In Northern Italy, pizza is not a traditional dish. In, say, Milan or Venice, pizza is a foreign dish like in any other country outside of Italy. And of course you find many pizzas there which are not made in the proper traditional way. And some of them are outright bad - if the dough is not fermented long enough, or if it is burnt or undercooked are if poor toppings are used.

The second misconception is to assume that there is only one type of pizza. There are many types of pizza. The pizza Naples style has a thick fluffy crust and a rather soft bottom under the moist toppings.

In Rome, the pizza is often thin and crispy and eaten like a sandwich.

American pizza has loads of cheese.

There is the Chicago-style deep dish pizza.

And the wiener crust pizza.

And the cheesy crust pizza:

So, which of these types is “good” or “bad”? It is a matter of preference.

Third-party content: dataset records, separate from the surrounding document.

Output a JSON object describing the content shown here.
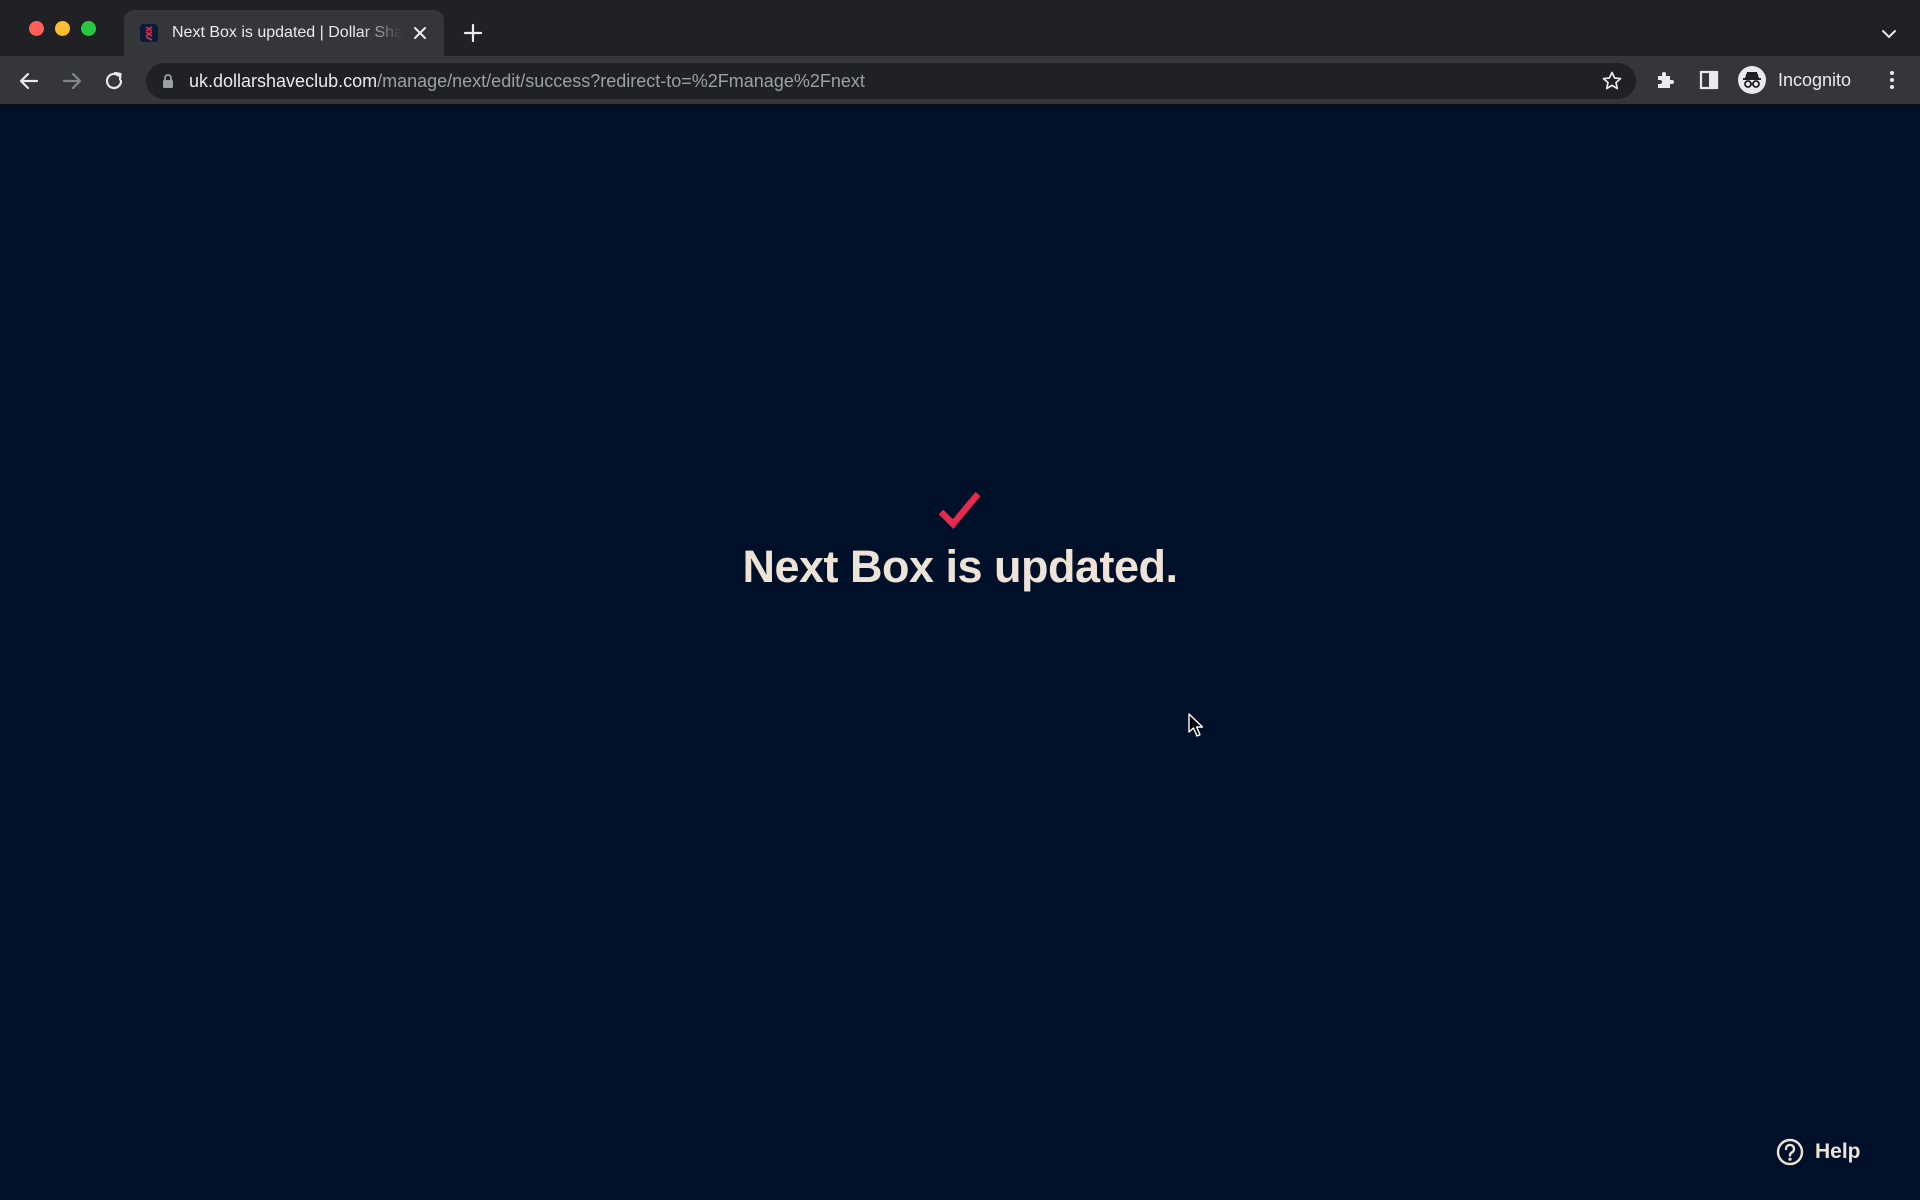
{
  "browser": {
    "tab": {
      "title": "Next Box is updated | Dollar Shave Club",
      "favicon": "dsc-logo-icon"
    },
    "address_bar": {
      "host": "uk.dollarshaveclub.com",
      "path": "/manage/next/edit/success?redirect-to=%2Fmanage%2Fnext"
    },
    "profile": {
      "label": "Incognito",
      "icon": "incognito-icon"
    }
  },
  "page": {
    "background_color": "#011029",
    "accent_color": "#e8294b",
    "text_color": "#ede3d7",
    "success_icon": "checkmark-icon",
    "message": "Next Box is updated.",
    "help_label": "Help",
    "help_icon": "question-circle-icon"
  }
}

Americans, who are used to American pizza, are often disappointed by pizza in Italy because they have different expectations. But the same happens if they order pasta in Italy. I have seen so many Americans in restaurants in Rome who could not believe what they had been served - because pasta is considered a main dish in the U.S. while in Rome pasta is just one course (primo piatto) which is typically followed by a fish or meat course (secondo piatto). So, pasta contains, if at all, miniscule amounts of meat or seafood:

A whole portion of pasta amatriciana in Rome:

While they were expecting this:

So, which one is good and which one is bad? The Americans next table considered the Italian pasta bad (portion too small, tiny amount of bacon).

The Italians would not touch American pasta with meatballs while they appreciate the unique flavour of perfectly seared guanciale in pasta amatriciana.